Parilla filed a pro se CPL 440.10 motion to vacate his conviction, contending he was deprived of his constitutional right to effective assistance of counsel by his attorney's failure to seek dismissal of the charges as time-barred. He also argued the trial court denied him due process by refusing to honor the original sentencing agreement. Supreme Court denied the motion based on his appeal waiver.
The Appellate Division, First Department affirmed, saying, "Regardless of whether or not these claims go to the voluntariness of the plea and thus survive the appeal waiver ..., we find both arguments to be without merit." Finding that Parilla received effective assistance of counsel, the court said, "The record establishes that a motion to dismiss the indictment on statute of limitations grounds would have been futile. The applicable statute of limitations was tolled pursuant to CPL 30.10(4)(a)(ii) because defendant's identity, and therefore his whereabouts, were unknown and could not be ascertained by the exercise of reasonable diligence.... At the time
of this 1993 crime, the victim would not view photographs or otherwise cooperate, and the police had no evidence, or means of obtaining evidence, until the advent of modern DNA technology...." Regarding the enhanced sentence, the Appellate Division said the trial court "provided defendant with a suitable remedy by offering him the opportunity to withdraw his plea."

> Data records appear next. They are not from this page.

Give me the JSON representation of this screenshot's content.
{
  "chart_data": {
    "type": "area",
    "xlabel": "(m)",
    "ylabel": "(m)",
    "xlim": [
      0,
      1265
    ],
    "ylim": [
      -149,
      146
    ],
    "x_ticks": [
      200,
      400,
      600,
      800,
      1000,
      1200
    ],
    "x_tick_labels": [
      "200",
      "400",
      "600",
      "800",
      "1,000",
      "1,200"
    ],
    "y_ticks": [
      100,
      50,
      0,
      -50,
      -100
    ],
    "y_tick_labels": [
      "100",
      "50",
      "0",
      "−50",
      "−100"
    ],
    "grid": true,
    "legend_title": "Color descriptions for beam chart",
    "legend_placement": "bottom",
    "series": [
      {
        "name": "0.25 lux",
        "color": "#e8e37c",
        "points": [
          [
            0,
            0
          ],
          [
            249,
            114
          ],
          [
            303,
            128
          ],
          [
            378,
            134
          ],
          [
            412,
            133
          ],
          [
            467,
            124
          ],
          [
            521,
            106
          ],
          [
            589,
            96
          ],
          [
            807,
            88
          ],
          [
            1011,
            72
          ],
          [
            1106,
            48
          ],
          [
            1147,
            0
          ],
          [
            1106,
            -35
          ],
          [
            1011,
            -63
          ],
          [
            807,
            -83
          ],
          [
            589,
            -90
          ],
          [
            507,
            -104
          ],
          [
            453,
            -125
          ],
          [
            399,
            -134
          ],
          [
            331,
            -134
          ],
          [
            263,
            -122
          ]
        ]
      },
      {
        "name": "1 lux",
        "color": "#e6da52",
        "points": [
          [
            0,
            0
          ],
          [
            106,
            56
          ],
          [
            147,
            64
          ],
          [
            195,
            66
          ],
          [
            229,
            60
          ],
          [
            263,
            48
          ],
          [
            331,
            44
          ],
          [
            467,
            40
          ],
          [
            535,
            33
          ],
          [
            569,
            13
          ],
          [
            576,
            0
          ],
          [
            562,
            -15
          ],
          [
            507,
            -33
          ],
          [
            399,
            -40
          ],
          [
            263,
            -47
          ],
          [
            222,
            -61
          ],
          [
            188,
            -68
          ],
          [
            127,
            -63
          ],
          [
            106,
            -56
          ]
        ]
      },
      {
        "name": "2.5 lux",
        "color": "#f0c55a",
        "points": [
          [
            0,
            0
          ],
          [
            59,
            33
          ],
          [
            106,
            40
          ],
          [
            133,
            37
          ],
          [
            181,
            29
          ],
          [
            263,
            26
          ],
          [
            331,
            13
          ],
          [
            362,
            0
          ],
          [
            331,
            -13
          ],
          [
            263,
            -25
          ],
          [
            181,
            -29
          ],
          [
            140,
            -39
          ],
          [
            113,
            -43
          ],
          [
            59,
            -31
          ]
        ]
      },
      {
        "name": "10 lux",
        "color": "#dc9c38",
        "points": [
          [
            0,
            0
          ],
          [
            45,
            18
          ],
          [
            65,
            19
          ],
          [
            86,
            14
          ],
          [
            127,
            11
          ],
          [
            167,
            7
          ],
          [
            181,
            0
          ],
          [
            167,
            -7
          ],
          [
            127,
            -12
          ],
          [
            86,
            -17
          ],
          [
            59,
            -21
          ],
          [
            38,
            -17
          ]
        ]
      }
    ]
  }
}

Parilla argues a motion to dismiss would not have been futile because police reports from 1993 "demonstrate that detectives closed the investigation, not because they were unable to identify or locate an assailant, but because they determined the two complainants' allegations were baseless, abandoning any efforts to identify an assailant. With the case closed, authorities exercised no diligence whatsoever.... Since there was no basis for tolling the statute of limitations," the prosecution should have been time-barred and his attorney's "failure to file that motion fell below an objective standard of reasonableness, and harmed defendant." He contends his guilty plea and appeal waiver do not affect his right to appeal the effectiveness of his counsel "because a defendant never waives a claim that his guilty plea was not knowing and voluntary.